Barb, a Kent State University mathematics professor, is one of the recipients of the 2012 Distinguished Teaching Awards (DTA). This award is presented to teachers who demonstrate the following teaching skills:
- Comprehensive knowledge of his or her field,
- Effectiveness in organizing and presenting material,
- Ability to stimulate thinking and develop understanding in students,
- Ability to arouse student interest,
- Demonstrated resourcefulness, and
- Concern for students.
Barb exceeds these standards and is dedicated to providing her students with a high-quality education. She says that she is humbled to be recognized for simply doing what she loves to do – teach.
“When students tell me that my classes helped in their ability to pass standardized tests in their chosen fields or in their ability to successfully find employment or admission to higher-degreed programs after graduation, I feel I have in some small way made a difference,” Barb says.
Barb has bachelor’s degrees in pure mathematics and statistics, and a master’s degree in pure mathematics from The University of Akron. She also has a certification in secondary mathematics education from The University of Akron. Barb earned her doctorate in curriculum and instruction – mathematics education.
She encourages students in all of her undergraduate mathematics courses to think critically and develop concepts so that the material is meaningful to them.
“Teaching mathematics becomes the mechanism of providing students with the opportunities and motivation to construct and create ideas and to come to know their own power as learners and creators of mathematics,” Barb says. “My teaching style reflects this philosophy and varies from class to class, depending on what I find leads students to best understand the concepts.”
Clara Dourm, senior middle childhood education student, says that Barb is an outstanding role model and is dedicated to preparing her students for their future.
“Dr. Barb models her thought processes to show her students how she would work through a math problem,” Dourm says. “This helps her students to develop higher thinking skills to solve more complex problems.”
Amanda Nicholas, senior middle childhood education student, says Barb is an “exceptional teacher,” who builds long-lasting relationships with her students.
“She is always more than willing to take time out of her day to work with her students and provide extra help,” Nicholas says. “Even after [I completed] her courses, she has always been available to help me and give advice about future math classes.”
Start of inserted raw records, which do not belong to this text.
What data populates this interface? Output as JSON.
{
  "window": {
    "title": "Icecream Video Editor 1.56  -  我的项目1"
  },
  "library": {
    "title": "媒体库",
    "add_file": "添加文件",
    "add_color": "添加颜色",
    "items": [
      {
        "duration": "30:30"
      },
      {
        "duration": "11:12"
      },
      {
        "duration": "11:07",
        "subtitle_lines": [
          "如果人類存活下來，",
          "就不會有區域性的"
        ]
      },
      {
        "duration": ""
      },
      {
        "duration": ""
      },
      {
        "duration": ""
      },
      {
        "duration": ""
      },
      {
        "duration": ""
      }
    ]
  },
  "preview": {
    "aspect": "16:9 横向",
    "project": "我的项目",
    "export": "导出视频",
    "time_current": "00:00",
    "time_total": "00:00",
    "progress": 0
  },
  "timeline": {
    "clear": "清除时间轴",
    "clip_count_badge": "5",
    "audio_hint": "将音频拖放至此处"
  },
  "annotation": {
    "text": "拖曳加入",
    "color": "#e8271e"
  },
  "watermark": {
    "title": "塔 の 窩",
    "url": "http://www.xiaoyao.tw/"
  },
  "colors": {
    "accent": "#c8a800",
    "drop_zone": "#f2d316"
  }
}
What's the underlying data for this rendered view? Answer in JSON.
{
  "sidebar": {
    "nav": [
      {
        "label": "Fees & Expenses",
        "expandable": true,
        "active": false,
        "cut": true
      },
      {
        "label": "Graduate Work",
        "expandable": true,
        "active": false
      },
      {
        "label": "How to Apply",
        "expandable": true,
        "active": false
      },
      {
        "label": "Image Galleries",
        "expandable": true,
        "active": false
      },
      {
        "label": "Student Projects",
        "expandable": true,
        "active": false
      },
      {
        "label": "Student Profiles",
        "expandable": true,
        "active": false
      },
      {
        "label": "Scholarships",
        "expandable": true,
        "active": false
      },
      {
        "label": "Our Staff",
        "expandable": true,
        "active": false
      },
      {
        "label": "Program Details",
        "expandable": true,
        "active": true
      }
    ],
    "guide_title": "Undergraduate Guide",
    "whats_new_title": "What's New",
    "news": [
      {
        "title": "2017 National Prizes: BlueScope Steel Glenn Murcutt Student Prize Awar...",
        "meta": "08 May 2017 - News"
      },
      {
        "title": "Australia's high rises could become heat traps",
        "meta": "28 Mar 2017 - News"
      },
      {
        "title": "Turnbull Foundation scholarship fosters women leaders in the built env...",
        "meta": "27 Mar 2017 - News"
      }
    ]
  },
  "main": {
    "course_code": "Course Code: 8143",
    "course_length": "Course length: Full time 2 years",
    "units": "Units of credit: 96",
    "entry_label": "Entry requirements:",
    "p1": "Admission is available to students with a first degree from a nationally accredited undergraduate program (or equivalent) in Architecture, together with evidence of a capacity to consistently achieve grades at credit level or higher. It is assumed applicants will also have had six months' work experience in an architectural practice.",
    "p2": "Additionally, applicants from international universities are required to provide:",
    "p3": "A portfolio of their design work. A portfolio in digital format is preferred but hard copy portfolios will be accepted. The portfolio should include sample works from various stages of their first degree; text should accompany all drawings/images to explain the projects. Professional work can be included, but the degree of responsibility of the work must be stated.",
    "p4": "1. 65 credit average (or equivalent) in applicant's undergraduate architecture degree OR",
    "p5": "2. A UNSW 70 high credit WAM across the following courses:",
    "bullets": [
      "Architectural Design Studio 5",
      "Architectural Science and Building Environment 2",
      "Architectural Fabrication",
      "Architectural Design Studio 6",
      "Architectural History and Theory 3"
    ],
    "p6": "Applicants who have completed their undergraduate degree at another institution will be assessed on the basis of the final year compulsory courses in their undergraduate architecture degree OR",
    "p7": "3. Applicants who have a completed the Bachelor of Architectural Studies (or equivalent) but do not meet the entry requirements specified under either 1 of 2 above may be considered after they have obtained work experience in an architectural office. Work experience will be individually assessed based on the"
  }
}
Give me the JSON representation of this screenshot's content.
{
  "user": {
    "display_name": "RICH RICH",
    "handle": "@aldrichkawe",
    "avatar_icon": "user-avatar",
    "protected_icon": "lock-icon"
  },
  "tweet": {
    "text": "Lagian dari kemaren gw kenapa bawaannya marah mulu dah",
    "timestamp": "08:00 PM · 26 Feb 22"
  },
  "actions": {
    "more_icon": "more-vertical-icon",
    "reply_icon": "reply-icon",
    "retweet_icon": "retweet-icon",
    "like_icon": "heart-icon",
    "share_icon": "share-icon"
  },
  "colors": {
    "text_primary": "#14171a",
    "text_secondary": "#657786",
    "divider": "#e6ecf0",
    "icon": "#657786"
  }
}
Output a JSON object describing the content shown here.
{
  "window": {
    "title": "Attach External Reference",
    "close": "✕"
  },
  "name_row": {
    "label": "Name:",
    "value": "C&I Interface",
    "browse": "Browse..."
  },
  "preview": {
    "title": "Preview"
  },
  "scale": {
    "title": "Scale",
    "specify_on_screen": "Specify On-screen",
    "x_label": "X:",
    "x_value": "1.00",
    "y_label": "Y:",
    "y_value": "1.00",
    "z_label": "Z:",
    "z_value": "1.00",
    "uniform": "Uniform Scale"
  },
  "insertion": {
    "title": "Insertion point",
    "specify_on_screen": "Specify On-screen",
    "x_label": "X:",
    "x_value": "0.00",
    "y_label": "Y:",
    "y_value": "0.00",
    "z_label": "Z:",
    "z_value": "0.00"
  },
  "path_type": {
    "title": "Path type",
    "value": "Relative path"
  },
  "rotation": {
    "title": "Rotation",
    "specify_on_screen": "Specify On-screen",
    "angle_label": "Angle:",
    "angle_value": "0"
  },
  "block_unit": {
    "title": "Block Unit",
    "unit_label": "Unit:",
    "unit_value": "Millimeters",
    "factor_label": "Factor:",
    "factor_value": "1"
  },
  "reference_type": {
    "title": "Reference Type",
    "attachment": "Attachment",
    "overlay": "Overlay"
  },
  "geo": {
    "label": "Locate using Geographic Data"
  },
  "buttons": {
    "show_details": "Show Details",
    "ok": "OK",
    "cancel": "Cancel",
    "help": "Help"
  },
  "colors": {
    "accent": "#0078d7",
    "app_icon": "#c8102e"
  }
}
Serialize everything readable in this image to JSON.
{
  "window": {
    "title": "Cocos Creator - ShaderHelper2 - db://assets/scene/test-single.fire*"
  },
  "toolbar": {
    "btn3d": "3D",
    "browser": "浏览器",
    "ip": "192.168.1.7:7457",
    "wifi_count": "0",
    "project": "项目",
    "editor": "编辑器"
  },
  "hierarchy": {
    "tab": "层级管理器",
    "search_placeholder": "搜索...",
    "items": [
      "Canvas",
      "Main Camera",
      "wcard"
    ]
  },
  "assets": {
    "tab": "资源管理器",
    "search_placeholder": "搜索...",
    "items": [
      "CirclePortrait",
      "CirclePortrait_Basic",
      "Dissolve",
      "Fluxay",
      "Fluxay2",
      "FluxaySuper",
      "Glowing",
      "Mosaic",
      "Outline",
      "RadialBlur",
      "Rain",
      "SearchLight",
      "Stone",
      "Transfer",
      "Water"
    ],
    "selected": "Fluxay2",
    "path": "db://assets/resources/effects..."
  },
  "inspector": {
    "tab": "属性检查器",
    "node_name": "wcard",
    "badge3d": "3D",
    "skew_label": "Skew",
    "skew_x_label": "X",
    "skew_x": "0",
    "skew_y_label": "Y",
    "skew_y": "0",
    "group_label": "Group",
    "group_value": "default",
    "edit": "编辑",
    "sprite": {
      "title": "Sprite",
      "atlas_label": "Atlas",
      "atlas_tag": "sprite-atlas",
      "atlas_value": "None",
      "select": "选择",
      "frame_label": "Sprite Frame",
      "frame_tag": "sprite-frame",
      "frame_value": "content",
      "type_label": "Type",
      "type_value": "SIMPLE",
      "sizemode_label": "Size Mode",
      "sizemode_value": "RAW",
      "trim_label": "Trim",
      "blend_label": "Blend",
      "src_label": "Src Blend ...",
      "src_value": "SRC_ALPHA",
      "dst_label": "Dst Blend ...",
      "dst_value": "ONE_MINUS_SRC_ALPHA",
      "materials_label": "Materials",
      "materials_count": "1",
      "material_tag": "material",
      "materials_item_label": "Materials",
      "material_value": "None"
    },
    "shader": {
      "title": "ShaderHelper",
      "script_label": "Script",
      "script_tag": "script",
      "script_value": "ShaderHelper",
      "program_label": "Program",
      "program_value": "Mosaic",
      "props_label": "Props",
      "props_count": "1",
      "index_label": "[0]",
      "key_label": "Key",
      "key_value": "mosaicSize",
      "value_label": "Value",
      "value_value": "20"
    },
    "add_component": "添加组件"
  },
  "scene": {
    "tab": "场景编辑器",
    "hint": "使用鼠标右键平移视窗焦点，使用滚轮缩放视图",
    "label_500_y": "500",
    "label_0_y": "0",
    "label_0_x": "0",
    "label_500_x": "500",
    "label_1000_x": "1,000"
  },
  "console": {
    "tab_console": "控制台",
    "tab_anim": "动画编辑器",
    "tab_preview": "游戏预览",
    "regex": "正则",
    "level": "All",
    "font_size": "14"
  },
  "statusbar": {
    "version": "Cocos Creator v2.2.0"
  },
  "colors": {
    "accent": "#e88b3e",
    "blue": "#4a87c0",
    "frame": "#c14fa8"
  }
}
Barb explains that her most memorable moment at Kent State is receiving this award, but she says that it is the interactions she has with her students each day that lead her to her biggest accomplishments.
“It’s the little moments — when students let you know that you have made a difference — and for me, that is often when I can change an attitude of indifference or dislike of mathematics to one of appreciation,” Barb says. “When students see the beauty of mathematics, as I do, a memorable moment occurs.”